Quel est le point commun entre Sylvie Vartan, Marylin Manson, Stromae, Nina Hagen, Étienne Daho, Indochine, Madonna, Marc Almond, Siouxsie Sioux ? Outre qu’ils sont tous chanteurs et musiciens, ils ont eu l’heur d’être immortalisés par Pierre et Gilles. Ce qui vaut pour sanctification ou presque. Et l’exposition que consacre la Philharmonie au travail de ce duo artistique d’exception le prouve en majesté.
Art religieux et vignette Panini
Son titre n’est pas usurpé : Pierre et Gilles – La fabrique des idoles revient en 110 portraits (complétés de vidéos, de chansons et d’objets) sur ce miracle perpétuel, cette magie esthétique que les deux complices distillent avec ténacité depuis leur rencontre en 1976. L’un est photographe, l’autre peintre.

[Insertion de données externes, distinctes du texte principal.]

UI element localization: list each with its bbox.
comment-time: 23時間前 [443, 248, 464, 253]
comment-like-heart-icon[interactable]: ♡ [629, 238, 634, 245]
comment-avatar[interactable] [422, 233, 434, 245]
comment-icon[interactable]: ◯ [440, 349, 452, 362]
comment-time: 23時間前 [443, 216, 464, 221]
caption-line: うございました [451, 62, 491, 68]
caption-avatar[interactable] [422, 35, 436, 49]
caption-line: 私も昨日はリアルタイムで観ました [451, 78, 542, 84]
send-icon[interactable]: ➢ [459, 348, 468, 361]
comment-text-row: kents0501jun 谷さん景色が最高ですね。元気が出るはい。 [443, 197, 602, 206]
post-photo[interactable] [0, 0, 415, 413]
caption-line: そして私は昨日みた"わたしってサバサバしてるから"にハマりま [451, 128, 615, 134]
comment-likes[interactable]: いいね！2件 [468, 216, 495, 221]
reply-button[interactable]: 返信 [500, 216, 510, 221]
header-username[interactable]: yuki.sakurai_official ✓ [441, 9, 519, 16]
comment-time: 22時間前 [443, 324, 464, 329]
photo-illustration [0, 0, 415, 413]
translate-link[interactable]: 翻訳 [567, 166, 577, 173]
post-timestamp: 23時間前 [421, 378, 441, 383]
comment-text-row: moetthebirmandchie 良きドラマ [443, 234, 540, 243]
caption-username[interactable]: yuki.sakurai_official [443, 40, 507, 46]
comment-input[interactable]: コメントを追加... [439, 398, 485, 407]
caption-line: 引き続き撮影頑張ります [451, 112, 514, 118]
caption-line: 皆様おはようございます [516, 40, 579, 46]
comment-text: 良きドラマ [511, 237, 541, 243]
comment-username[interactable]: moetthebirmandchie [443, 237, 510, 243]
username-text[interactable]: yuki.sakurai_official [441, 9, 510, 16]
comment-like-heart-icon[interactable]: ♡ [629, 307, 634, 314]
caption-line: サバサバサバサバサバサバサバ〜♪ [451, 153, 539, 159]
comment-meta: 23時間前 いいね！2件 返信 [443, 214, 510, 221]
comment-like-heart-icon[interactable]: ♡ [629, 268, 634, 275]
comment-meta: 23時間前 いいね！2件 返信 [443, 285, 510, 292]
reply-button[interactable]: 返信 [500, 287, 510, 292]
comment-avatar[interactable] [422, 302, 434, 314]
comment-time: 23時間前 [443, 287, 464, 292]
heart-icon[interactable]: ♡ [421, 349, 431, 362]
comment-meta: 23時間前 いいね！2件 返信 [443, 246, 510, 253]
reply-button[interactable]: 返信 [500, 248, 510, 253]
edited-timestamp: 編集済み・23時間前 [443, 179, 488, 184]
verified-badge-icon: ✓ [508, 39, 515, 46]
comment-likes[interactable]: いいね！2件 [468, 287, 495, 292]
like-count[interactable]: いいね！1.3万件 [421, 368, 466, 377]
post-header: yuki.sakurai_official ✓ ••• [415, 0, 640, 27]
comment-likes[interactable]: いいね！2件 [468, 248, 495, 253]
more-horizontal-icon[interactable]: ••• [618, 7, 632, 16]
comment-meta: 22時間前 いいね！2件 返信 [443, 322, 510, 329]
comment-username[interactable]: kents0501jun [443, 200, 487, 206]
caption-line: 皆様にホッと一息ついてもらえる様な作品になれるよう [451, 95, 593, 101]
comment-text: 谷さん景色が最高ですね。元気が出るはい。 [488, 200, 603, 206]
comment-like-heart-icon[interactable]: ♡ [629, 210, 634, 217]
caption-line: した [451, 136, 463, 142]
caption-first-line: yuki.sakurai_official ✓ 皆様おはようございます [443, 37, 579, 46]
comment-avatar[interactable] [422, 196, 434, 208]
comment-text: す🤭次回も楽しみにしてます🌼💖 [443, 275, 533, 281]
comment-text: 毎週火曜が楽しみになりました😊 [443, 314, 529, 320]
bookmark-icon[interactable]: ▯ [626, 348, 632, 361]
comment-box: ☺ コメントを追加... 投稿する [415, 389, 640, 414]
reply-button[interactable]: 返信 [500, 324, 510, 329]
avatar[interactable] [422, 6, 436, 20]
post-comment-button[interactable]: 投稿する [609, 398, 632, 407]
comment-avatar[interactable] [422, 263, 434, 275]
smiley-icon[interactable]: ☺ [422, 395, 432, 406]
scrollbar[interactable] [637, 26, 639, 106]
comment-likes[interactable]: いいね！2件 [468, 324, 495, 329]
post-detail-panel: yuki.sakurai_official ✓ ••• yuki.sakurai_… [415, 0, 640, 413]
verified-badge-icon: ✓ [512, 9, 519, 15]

Ils devraient rivaliser, ils vont se compléter, inventant ainsi un style spécifique qui tient à la fois de l’art religieux et de la vignette Panini, dans un déluge de paillettes et de couleurs acidulées.
Et c’est par la musique qu’ils vont s’imposer, car leur ADN matche parfaitement avec l’esprit mélodique des 80’s, boite à rythmes et synthé, paroles candides, mélange de fausse insouciance, d’onirisme adolescent, une sensualité émerveillée et sans complexe, auquel les deux compères vont ajouter une note d’humour, beaucoup de tendresse, un penchant pour le scabreux mêlé d’élégance, l’outrance naïve de deux gamins néo-baroques et heureux de l’être.
Instant de grâce
Et en coulisses, une méthode faussement fantaisiste, en fait aussi rigoureuse que bien rodée : une composition story-boardée en amont, avec force costumes chamarrés, accessoires théâtraux et décors patchworks, le tout alimenté par un goût certain pour la récup d’objets hétéroclites et de fripes déjantées. La photo obtenue est ensuite retouchée à la peinture, avec une minutie maniaque, un sens du détail chirurgical, une volonté de perspective marquée … bref un instant de grâce figé sur pellicule et dont les stars vont peiner à se défaire ensuite.
Car le style de Pierre et Gilles est d’une rare puissance, au point d’enfermer le musicien portraituré dans une perception iconique qu’il faut pouvoir assumer. On ne ressort pas indemne d’une séance avec ces deux coquins, leur confier une pochette d’album, une photo de promo, c’est forcément s’engager, passer un cap, se confronter à une facette de soi dont on ignorait tout (ou qu’on ne voulait pas voir), qui surgit soudain, par surprise et avec éclat dans une surenchère ô combien sensuelle.
Ainsi capturé et mis en exergue, l’univers du chanteur, de ses mélodies, de ses textes explose avec une extravagance maniériste, dans l’esprit d’un Caravage qui aurait lâché le pinceau pour l’aérographe. Processus enclenché d’embellissement irréversible, portrait de Dorian Gray à rebours qui sublime le musicien autant que son œuvre. Impossible de revenir en arrière une fois le portrait finalisé et dévoilé au public, l’artiste offert comme un dieu adorable et sans défense.